Clearly, there’s no such thing as a “reticulated mixture model” but if you create one I’ll gladly take credit for the name. Instead this post is a demonstration of using mixture models for clustering and the interplay of R and Python via RStudio’s reticulate
package.
Mixture Model Basics
The idea behind mixture models is that you have data containing information from two (or more) subgroups and you want to uncover structure of the subgroups. A classic example is you have a bunch of people’s height data and you would like to figure out which are likely to be from men and which are from women. If the data set is labeled with gender
the problem is trivial, but if it’s not then it seems reasonable to think we’re looking at data sampled from 2 different normal distributions and we would like to use our data to get an idea what those distributions are. Of course, there’s no reason why we need to limit to only 2 groups or normal distributions, but we will here so we don’t overcomplicate the process.
Our Data
So show the mixture model process, I’m going to manufacture some data out of two bi-variate normal distributions, and I them to have different covariance matrices.
library(mvtnorm) #gets rmvnorm function
#function to make random covariance matrices
randCov <- function(n=2, k=1){
mat <- matrix(runif(n^2)*k, ncol=n)
return(t(mat)%*%mat) #make mat symmetric and return
}
cv1 <- randCov(2,2.5)
cv2 <- randCov(2,1.25)
A <- rmvnorm(100, mean=c(20,75), sigma = cv1)

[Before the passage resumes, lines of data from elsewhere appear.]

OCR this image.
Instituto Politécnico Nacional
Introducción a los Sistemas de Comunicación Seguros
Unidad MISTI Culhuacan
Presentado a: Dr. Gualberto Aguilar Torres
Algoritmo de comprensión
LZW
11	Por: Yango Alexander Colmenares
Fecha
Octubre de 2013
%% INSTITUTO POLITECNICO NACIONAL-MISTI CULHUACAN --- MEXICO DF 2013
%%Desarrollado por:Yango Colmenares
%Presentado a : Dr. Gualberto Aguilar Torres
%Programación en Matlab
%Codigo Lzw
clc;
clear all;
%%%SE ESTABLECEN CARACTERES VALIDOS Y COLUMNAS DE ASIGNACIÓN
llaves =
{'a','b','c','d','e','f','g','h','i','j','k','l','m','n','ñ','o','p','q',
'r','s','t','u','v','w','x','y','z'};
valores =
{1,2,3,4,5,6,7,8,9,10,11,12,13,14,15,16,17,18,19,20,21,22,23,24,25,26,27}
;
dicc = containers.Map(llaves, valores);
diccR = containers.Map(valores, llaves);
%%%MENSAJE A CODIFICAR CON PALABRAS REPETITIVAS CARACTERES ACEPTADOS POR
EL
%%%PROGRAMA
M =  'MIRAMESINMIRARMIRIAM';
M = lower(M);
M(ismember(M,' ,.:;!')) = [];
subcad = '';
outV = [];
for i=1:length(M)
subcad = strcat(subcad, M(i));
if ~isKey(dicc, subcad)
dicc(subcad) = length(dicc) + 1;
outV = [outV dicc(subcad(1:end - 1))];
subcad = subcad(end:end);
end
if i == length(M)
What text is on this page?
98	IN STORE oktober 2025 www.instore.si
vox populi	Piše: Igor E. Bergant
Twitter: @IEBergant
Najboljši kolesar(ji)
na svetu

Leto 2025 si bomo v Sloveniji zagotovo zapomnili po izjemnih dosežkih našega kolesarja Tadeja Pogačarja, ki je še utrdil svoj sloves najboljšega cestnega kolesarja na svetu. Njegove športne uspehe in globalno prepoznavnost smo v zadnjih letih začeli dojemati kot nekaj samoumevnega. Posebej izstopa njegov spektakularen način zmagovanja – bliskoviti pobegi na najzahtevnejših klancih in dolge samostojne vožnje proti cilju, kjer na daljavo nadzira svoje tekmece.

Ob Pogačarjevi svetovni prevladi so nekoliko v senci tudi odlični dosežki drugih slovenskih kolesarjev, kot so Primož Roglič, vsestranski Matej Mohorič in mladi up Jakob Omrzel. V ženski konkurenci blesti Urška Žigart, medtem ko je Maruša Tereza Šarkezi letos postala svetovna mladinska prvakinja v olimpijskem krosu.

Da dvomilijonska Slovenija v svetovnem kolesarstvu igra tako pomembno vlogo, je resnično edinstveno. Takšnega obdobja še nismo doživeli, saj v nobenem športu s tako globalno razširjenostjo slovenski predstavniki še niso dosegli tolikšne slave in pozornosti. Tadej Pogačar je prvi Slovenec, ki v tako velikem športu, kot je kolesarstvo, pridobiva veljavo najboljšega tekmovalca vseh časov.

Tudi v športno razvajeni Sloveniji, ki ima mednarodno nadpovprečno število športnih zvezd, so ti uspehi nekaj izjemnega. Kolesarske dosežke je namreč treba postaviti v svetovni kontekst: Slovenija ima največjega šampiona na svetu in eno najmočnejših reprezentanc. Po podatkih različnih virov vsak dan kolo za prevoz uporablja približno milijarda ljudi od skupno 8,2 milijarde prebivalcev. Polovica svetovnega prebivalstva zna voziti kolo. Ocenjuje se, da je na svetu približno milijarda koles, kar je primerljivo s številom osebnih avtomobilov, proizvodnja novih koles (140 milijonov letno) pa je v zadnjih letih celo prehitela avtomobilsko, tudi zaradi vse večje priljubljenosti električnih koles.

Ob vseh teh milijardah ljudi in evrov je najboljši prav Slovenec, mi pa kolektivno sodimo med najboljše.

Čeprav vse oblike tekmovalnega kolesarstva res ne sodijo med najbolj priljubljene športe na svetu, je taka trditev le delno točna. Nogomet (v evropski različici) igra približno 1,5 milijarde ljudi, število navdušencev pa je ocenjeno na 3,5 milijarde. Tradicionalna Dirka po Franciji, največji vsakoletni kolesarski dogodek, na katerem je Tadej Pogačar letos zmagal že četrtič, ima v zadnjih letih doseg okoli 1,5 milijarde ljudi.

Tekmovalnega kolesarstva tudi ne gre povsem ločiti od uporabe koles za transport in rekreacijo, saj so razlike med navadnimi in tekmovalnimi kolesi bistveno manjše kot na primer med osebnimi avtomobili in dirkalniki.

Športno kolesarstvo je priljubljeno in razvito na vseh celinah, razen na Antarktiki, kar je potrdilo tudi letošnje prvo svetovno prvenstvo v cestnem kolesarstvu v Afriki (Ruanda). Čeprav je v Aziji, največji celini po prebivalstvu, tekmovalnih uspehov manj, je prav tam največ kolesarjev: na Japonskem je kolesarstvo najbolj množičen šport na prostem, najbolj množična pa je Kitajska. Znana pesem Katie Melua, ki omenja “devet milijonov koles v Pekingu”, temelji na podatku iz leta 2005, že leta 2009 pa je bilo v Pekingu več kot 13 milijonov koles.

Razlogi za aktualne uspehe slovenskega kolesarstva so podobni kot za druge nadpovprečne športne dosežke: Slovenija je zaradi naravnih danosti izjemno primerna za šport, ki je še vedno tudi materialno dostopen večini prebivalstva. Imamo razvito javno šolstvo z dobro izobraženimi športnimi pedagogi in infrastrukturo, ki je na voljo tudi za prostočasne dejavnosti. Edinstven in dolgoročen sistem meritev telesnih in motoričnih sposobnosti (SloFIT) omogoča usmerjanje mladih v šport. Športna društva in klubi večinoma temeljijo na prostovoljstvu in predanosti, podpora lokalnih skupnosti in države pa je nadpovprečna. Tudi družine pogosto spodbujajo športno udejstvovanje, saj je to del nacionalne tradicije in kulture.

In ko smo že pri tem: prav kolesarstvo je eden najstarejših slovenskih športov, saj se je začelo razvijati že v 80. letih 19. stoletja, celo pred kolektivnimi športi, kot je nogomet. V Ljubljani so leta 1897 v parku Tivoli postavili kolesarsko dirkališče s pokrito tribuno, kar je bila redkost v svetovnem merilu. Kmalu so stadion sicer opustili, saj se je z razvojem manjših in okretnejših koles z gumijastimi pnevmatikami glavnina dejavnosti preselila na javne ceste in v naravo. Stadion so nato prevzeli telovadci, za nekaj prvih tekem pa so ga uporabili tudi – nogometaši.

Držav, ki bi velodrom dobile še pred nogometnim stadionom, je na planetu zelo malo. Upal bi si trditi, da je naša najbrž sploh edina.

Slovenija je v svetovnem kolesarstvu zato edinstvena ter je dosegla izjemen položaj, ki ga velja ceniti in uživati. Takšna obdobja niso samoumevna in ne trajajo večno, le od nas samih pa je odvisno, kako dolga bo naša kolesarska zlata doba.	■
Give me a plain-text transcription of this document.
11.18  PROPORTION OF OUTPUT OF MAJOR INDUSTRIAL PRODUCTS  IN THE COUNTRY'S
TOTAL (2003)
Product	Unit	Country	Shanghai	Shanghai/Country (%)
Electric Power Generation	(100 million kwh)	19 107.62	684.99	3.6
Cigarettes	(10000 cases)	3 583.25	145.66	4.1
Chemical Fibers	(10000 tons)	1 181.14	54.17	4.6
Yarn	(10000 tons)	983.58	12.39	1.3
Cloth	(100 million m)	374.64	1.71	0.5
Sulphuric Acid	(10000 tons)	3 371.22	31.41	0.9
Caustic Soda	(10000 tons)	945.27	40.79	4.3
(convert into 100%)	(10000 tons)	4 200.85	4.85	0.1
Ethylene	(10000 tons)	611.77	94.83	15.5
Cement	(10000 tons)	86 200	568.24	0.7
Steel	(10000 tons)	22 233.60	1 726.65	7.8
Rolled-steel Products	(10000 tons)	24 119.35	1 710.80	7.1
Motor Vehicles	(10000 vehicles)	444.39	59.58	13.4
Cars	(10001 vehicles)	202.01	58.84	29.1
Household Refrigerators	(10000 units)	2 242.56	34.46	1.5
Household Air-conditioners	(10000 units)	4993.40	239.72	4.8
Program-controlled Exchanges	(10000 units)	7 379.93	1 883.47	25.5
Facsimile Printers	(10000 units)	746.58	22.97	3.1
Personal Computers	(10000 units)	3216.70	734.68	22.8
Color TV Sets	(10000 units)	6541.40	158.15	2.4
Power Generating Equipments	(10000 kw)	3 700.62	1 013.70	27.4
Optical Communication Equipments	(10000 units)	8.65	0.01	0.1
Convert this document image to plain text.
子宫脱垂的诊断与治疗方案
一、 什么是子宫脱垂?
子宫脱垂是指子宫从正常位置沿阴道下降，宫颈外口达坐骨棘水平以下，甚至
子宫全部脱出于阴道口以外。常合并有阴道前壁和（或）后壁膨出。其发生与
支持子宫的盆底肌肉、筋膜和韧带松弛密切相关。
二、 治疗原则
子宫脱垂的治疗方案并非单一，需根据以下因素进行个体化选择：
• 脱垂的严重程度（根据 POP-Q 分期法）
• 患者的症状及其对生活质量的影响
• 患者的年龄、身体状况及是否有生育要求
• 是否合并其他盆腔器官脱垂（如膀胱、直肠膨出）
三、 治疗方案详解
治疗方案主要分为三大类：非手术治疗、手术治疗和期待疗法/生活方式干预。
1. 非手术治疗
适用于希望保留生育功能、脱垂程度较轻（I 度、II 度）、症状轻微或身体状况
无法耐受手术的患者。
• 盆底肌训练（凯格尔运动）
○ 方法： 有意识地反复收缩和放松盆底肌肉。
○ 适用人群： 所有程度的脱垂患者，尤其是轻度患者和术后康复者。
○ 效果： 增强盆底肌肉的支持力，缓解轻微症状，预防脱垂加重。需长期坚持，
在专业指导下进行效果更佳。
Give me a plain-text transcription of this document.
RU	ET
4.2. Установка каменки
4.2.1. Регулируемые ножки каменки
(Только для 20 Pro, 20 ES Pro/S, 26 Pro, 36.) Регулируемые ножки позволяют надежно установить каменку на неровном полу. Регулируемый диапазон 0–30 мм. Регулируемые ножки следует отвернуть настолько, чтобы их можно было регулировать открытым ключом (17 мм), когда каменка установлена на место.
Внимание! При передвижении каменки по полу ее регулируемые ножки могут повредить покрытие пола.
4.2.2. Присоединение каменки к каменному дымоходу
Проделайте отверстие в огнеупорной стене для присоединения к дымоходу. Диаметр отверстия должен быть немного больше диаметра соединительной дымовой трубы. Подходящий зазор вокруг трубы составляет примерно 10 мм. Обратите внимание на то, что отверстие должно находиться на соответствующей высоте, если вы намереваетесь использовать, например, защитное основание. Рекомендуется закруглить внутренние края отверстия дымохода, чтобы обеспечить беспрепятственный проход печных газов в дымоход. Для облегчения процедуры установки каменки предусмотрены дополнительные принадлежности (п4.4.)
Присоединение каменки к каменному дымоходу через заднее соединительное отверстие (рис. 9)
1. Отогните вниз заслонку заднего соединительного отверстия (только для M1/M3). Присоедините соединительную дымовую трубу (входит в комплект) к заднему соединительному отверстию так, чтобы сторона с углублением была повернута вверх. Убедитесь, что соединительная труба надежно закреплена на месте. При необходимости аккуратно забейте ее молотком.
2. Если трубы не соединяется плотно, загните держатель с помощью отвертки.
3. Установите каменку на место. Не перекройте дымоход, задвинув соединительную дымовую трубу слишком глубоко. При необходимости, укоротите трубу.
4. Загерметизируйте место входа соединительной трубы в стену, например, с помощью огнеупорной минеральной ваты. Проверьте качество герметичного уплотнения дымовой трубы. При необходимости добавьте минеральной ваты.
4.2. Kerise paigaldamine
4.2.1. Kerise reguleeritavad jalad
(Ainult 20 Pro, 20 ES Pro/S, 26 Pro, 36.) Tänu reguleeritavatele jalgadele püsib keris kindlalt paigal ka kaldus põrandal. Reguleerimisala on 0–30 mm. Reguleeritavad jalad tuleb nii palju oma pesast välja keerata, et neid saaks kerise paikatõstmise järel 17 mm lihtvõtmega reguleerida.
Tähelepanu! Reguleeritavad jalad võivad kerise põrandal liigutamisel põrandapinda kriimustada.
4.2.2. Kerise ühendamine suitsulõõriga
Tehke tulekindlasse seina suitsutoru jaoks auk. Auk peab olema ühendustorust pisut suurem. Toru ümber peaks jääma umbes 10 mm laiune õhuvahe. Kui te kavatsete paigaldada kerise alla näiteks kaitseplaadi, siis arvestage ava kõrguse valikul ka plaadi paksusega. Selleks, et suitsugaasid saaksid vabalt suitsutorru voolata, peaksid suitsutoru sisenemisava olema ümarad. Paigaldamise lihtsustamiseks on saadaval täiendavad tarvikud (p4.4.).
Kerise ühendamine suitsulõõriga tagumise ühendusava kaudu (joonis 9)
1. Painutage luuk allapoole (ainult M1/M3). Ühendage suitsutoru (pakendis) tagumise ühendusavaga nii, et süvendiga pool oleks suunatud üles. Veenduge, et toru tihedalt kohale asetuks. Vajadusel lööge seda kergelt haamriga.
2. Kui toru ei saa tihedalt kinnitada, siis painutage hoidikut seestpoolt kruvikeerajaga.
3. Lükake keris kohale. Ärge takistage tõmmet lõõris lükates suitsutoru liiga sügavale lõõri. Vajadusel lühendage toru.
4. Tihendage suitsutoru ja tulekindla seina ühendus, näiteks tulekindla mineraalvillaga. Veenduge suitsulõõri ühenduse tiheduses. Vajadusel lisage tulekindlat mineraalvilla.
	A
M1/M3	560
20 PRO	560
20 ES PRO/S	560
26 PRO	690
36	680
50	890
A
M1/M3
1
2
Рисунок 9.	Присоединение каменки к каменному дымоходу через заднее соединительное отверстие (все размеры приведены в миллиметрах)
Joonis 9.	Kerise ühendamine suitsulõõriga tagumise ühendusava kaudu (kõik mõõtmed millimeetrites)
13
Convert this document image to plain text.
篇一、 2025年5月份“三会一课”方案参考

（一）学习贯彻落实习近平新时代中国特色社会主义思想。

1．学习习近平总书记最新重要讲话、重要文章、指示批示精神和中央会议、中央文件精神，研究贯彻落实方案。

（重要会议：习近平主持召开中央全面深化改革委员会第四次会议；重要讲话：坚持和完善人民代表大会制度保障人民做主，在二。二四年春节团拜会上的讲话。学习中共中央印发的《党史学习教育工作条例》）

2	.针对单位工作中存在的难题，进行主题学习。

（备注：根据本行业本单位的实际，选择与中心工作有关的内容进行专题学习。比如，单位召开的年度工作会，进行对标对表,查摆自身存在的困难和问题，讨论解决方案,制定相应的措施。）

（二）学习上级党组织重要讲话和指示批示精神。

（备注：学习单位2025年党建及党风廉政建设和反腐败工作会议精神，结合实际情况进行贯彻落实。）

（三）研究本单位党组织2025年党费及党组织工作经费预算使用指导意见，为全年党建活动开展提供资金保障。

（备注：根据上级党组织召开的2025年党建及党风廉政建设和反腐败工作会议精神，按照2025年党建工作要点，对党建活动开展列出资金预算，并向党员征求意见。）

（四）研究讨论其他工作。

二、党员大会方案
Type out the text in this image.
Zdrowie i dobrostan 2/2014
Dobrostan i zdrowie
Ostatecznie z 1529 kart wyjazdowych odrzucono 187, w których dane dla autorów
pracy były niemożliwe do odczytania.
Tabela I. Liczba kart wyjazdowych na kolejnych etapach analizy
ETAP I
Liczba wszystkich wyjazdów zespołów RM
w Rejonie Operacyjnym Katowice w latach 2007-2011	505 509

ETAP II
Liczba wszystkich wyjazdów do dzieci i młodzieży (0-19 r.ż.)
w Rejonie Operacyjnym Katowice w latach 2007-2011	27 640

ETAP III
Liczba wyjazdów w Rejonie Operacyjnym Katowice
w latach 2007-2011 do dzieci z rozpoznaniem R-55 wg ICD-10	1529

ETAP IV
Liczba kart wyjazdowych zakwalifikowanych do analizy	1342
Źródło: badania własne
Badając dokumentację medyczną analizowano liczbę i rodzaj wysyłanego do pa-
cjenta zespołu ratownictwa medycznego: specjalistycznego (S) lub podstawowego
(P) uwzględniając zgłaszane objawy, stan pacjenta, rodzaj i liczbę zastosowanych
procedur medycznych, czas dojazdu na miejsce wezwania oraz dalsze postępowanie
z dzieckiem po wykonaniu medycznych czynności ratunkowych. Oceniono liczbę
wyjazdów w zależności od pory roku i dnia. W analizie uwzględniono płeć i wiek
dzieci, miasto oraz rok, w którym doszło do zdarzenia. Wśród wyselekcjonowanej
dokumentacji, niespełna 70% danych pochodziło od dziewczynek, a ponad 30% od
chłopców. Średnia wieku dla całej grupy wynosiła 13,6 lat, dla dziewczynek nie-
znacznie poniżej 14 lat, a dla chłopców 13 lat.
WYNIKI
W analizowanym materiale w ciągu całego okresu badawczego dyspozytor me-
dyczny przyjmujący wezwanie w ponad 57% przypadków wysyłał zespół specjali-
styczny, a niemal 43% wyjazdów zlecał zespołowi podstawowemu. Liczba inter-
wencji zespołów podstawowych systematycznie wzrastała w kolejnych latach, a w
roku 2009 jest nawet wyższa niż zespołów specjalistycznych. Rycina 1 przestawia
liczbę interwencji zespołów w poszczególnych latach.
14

B <- rmvnorm(100, mean=c(18,69), sigma = cv2)
df <- rbind.data.frame(as.data.frame(A), as.data.frame(B))
df$V3 <- c(rep("A",100),rep("B",100))
Here I’ve labeled the data so we can check how our mixture model performed. Let’s look at our data with and with-out using the labels:
library(ggplot2)
library(patchwork)
gNoLab <- ggplot(df, aes(x=V1, y=V2))+geom_point()+ggtitle("No Labels")
gLab <- ggplot(df, aes(x=V1, y=V2, col=V3))+geom_point()+ggtitle("True Labels")
gNoLab+gLab
Now our goal will be to recover the labels is we start with the data in the left graph.
Passing Data to Python
R has the functionality to build a gaussian mixture model, but I’ve been working with python some and want to use reticulate
’s ability to pass data and results between R and python. First, let’s get R ready:
library(reticulate)
use_python("/usr/bin/python") # I'm using python 3.7.1 in Arch linux
Now in a python code chunk, we can access R objects.
import numpy as np
import pandas as pd
print(r.df.head())
## V1 V2 V3
## 0 22.593247 75.423297 A
## 1 20.012685 74.874178 A
## 2 20.074491 75.357672 A
## 3 20.541347 75.030955 A
## 4 24.746648 76.296463 A
Mixture Model in Python
Now that we can get our data from R into python, we’ll use SciKit Learn to build a Gaussian Mixture model. We’ll need to give two parameters, the number of components we think the mixture has and a parameter about how the covariances may vary. We also have to copy the dataframe from R into a pandas dataframe so we can add a new column.
from sklearn.mixture import GaussianMixture
gmm = GaussianMixture(n_components=2, covariance_type='full')
pydf = r.df
pydf['gml']=gmm.fit_predict(pydf[['V1','V2']])
print(pydf.head())
## V1 V2 V3 gml
## 0 22.593247 75.423297 A 1
## 1 20.012685 74.874178 A 1
## 2 20.074491 75.357672 A 1
## 3 20.541347 75.030955 A 1
## 4 24.746648 76.296463 A 1
Check Results
We can take advantage of ggplot2
to visualize the mixture model labels now. I’ll reproduce the graph above, but now the left side will be colored by the labels from the mixture model while the right is still colored with the true labels.
py$pydf$gml <- ifelse(py$pydf$gml==0, "A","B")
gMMLab <- ggplot(py$pydf, aes(x=V1, y=V2, col=gml))+geom_point()+ggtitle("Labeled by GMM")
gMMLab+gLab
That looks pretty successful! Obviously, the more mixed the data is, the hard it is for the mixture model to correctly identify the boundary. Also, if we have the wrong number of mixture components, the model labels will muddle the components. Sklearn provides a BayesianGaussianMixture
that can identify less than the provided number of components. Perhaps that can be a post in the near future.